The exception is a clear homage to Amelia Earhart –Â who excelled in a male-dominated profession in male clothes (see my post on Women, Pants & Politics) — and whose photo is actually projected behind the android who wears a similar pilot jumpsuit and goggles. Distinctly not glamorous, with a clomping booted gait, the low camera angle emphasizes the android’s strength, stature and importance:
All told, I’m not sure that Janelle Monáe intended this to be commentary on the fashion industry per se, but it’s undeniable that she took heavy inspiration from designer runways to develop her racial / social / gender agenda with these concept albums.
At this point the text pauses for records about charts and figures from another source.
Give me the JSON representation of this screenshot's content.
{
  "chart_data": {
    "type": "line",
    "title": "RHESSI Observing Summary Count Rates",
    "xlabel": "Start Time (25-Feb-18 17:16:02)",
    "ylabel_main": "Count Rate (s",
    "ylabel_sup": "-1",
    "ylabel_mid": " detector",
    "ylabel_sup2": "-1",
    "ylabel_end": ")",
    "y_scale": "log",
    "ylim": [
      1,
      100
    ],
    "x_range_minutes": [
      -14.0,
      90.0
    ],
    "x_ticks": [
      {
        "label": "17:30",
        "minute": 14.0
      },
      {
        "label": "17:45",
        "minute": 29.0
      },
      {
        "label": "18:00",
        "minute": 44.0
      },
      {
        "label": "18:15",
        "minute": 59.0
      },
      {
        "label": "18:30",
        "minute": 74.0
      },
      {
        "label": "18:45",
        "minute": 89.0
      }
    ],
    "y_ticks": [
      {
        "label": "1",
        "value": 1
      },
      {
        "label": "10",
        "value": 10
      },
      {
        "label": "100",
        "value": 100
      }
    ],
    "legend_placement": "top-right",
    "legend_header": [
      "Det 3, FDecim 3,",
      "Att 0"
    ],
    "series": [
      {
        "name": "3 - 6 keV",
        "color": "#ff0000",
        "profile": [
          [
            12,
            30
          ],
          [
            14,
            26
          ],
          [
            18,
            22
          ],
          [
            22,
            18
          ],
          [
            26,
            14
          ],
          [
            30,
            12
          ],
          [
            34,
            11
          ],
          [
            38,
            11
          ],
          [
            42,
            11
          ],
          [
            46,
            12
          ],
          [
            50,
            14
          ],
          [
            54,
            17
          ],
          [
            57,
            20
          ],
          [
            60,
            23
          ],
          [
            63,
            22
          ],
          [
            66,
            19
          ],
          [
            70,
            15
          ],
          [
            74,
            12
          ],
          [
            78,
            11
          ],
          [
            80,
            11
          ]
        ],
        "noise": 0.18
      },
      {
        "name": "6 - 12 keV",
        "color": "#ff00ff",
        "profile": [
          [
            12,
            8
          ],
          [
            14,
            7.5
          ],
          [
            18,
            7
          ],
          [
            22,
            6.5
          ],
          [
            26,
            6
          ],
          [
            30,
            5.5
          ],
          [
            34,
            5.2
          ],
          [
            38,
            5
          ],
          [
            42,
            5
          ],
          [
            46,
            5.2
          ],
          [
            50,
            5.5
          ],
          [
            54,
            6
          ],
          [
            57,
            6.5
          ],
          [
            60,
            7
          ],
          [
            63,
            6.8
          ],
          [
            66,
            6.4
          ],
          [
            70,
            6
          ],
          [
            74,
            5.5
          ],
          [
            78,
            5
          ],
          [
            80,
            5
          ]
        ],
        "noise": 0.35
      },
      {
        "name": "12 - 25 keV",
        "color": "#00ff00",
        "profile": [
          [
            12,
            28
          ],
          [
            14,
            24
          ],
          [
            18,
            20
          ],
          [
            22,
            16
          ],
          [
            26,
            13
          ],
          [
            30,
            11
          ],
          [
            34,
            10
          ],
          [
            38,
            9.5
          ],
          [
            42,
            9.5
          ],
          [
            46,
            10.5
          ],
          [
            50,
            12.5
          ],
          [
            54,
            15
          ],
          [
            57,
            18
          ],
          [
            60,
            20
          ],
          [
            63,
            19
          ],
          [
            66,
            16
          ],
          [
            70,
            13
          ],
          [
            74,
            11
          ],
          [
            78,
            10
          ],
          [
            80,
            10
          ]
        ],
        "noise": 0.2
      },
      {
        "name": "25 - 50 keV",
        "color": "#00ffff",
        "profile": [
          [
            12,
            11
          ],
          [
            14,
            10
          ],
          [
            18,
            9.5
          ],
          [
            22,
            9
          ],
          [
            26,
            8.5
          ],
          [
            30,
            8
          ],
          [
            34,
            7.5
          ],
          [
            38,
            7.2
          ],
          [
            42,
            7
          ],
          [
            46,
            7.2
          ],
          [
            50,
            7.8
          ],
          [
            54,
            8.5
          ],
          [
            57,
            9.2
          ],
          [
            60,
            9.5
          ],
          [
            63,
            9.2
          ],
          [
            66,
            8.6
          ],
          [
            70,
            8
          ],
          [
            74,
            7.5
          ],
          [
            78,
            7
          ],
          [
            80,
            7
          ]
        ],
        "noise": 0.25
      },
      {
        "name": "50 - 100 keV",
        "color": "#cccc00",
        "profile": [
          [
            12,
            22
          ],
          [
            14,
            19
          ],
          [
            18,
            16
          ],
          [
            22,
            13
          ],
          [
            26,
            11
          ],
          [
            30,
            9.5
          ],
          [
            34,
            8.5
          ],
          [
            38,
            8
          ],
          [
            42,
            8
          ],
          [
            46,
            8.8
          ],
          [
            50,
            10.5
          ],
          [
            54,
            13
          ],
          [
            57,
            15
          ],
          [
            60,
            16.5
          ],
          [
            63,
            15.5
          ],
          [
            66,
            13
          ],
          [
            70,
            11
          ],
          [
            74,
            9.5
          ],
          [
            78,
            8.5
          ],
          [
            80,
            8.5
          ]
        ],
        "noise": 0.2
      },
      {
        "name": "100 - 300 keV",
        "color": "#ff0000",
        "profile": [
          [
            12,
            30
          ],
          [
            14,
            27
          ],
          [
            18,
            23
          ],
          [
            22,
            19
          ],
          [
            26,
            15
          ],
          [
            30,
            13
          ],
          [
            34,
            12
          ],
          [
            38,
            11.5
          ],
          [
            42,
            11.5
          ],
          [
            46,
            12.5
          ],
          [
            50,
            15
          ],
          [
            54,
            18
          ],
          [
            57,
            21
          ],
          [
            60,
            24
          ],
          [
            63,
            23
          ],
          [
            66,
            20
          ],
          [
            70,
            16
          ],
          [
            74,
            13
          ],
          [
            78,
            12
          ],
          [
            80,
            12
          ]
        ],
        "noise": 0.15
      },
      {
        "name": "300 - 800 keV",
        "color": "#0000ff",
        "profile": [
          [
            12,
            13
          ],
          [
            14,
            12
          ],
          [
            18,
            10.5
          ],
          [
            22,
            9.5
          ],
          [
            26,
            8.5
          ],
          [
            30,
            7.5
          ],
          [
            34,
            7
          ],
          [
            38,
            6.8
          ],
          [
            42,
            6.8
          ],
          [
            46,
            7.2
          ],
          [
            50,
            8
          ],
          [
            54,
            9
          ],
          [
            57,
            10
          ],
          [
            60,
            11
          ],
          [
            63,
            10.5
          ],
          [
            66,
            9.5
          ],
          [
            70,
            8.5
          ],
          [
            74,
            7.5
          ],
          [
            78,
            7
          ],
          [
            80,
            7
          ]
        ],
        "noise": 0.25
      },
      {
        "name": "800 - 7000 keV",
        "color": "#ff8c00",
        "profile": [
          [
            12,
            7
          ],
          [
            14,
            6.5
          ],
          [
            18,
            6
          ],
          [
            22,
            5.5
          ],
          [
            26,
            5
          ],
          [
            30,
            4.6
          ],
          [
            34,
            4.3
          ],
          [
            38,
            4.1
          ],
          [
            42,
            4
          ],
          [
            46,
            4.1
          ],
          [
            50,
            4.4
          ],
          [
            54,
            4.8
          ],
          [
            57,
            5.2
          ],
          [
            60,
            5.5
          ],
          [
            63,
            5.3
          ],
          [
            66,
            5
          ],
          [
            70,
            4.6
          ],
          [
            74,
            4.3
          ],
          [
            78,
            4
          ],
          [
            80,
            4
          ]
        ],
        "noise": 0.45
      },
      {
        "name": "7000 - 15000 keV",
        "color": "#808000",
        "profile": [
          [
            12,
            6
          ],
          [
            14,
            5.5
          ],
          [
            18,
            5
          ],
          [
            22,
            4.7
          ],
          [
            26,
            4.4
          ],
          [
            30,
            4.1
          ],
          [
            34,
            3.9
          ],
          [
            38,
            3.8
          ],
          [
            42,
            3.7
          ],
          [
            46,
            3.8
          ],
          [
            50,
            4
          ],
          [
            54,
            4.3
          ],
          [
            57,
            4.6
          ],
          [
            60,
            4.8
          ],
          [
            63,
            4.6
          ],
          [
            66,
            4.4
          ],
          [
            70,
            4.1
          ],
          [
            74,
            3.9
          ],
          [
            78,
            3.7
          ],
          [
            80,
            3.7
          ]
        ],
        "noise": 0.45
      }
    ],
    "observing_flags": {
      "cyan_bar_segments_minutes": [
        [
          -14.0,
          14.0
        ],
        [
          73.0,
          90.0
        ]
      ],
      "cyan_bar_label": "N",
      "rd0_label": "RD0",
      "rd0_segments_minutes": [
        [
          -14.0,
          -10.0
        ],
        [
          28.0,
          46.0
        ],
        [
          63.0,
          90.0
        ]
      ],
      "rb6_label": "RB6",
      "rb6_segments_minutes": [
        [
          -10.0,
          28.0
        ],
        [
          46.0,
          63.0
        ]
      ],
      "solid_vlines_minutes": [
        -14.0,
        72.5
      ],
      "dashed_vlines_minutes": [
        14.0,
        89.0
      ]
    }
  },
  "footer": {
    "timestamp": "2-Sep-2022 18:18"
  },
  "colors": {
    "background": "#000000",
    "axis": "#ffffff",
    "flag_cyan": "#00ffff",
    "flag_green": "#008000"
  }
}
Deliberate or not, it’s frankly a bit disturbing to me that the fashion runway format lends itself so perfectly to this tale of oppression, the stink of slavery and continued female oppression in a glossy, modern, eerily familiar context.
1 comment
dylan says:
Jan 31, 2011
Thank you for this thoughtful and thought-provoking article. You have interpreted the images in Janelle Monae’s video carefully, sagely, and insightfully — noticing things that this viewer had overlooked at a first glance. Again, thank you.